I cannot believe my eyes, how's the forum filled with filth and lies!

[sclitheroe]

Quote:

Originally Posted by Phaneuf3

Well, I pulled up goatse security's page and found a blog post they made when they released the original exploit for the desktop version of safari.


more here (with sample code) for those that are curious:
http://encyclopediadramatica.com/Safari_XPS_Attack

This barely comprises an exploit at all. All they are doing is tricking the browser into connecting to a port it normally refuses to connect to, and then using Javascript to pump data to the remote server on a port of their choice.

In all the examples listed, the iPad is the vector, not the target. And any machine that can’t withstand non-sanitized data being delivered to it, on a port that its listening on by design, is the real problem here. Sucks that you can trick the iPad into doing this, but its no different than anything you could do with some shell script and a telnet client.

It’s also trivially easy for Apple to fix, they just need to put some bounds checking on the int being passed into their code, or change the size of the int their code accepts. It’s literally a couple lines of code if that to correct this.

[Rathji]

Good news, after reading the global warming thread in OOT I am feeling much safer in the confines of a thread laced with bitter PC/Mac undertones.

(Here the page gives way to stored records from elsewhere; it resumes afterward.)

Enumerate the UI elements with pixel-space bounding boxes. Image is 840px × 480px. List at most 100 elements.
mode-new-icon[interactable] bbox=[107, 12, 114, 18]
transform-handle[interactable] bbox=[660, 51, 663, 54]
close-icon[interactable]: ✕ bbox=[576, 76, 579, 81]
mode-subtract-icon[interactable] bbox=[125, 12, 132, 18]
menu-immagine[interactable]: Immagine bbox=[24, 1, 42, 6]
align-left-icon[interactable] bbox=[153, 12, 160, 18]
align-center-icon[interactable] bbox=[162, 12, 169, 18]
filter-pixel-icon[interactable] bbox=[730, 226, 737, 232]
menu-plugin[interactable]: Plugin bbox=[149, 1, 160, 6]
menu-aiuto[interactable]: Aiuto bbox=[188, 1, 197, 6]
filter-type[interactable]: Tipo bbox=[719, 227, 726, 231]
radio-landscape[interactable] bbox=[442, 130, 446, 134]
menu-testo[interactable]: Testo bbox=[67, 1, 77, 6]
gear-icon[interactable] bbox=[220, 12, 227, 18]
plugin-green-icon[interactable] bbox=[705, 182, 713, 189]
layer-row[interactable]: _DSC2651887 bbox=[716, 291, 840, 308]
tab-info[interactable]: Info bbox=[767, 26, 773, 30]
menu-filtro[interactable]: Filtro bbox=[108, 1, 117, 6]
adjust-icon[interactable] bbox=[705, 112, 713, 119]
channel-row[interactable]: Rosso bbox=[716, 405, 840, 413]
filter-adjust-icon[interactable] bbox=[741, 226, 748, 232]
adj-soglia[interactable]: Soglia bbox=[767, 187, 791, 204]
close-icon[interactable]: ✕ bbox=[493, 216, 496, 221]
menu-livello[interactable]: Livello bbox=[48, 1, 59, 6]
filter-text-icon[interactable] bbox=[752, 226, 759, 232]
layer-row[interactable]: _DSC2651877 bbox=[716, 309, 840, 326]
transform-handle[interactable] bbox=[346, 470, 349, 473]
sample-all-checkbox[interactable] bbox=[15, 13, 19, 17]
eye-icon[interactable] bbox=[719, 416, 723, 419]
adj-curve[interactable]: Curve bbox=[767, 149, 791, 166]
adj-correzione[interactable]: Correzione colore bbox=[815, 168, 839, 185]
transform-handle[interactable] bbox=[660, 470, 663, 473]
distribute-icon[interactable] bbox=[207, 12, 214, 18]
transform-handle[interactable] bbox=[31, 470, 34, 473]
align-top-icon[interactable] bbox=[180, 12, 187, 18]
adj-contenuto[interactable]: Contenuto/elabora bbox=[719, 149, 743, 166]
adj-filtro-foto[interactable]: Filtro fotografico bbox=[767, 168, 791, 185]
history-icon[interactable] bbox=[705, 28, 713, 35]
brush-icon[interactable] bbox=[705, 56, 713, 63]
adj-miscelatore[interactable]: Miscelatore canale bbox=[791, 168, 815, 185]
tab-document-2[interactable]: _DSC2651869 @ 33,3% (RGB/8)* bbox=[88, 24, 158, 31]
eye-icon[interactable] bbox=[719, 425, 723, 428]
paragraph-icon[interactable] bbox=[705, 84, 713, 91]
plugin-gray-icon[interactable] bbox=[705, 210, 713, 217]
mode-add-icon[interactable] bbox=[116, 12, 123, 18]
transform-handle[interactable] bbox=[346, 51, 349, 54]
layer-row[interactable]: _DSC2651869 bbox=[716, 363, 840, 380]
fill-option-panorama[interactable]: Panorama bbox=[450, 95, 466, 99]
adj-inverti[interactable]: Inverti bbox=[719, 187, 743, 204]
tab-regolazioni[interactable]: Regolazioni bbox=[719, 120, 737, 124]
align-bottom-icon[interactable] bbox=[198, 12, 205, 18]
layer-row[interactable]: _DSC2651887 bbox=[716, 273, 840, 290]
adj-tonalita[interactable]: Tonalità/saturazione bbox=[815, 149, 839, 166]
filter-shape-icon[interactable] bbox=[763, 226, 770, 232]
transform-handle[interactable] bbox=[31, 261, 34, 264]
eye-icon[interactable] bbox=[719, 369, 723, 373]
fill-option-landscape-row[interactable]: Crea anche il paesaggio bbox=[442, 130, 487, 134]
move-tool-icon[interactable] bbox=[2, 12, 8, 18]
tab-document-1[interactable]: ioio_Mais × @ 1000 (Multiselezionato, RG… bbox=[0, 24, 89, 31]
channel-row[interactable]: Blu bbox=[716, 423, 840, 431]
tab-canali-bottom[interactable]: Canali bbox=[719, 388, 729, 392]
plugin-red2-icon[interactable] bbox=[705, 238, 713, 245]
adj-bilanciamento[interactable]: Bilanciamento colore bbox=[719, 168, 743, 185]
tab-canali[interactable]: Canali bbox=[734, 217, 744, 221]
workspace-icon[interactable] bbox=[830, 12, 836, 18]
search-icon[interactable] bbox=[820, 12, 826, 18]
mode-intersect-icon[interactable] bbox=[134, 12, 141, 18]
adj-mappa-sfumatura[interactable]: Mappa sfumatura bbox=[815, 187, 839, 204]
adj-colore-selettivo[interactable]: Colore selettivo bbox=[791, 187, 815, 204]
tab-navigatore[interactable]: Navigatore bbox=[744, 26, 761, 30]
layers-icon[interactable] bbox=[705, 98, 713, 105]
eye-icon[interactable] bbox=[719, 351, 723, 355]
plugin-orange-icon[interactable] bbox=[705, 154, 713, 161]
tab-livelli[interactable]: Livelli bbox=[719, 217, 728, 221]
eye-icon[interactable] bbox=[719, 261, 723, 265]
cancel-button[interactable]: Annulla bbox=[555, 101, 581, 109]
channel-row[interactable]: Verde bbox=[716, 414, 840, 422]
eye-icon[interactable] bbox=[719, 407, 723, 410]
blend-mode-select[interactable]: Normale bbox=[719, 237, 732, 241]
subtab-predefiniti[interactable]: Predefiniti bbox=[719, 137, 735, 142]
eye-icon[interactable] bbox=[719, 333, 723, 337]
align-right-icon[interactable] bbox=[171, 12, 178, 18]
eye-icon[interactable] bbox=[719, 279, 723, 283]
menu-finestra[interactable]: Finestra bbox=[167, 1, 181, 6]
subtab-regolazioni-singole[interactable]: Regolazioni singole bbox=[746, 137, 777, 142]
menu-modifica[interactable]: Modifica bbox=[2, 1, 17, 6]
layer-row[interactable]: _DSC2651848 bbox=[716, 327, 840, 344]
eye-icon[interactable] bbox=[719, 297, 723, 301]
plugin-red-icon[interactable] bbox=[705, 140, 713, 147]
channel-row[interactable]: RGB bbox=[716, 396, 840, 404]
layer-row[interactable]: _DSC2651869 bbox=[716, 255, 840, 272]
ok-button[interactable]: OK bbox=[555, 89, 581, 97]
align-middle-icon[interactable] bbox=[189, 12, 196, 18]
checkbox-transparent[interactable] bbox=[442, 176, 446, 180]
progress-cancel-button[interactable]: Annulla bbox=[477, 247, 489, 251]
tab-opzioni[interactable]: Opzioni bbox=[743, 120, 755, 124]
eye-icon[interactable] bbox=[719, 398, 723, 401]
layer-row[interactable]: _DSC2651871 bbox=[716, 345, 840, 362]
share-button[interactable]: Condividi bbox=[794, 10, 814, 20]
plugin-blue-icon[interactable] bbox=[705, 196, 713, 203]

That said, this whole discussion of the exploit thing seems to have fanboys on both side tossing barbs at each other. The reality is there isn't a machine out there connected to a network that is invulnerable to attack. To trash on the iPad because of a vulnerability like this is like getting mad at a lake for being wet.

[Hack&Lube]

Quote:

Originally Posted by Rathji

Good news, after reading the global warming thread in OOT I am feeling much safer in the confines of a thread laced with bitter PC/Mac undertones.

That said, this whole discussion of the exploit thing seems to have fanboys on both side tossing barbs at each other. The reality is there isn't a machine out there connected to a network that is invulnerable to attack. To trash on the iPad because of a vulnerability like this is like getting mad at a lake for being wet.

It's not really getting mad at Apple. Probably people throwing out a "haha, Apple is not safe" in regard to all the percieved "Apple is always safer" attitude thrown around in the Apple/PC thing. Both sides are stupid.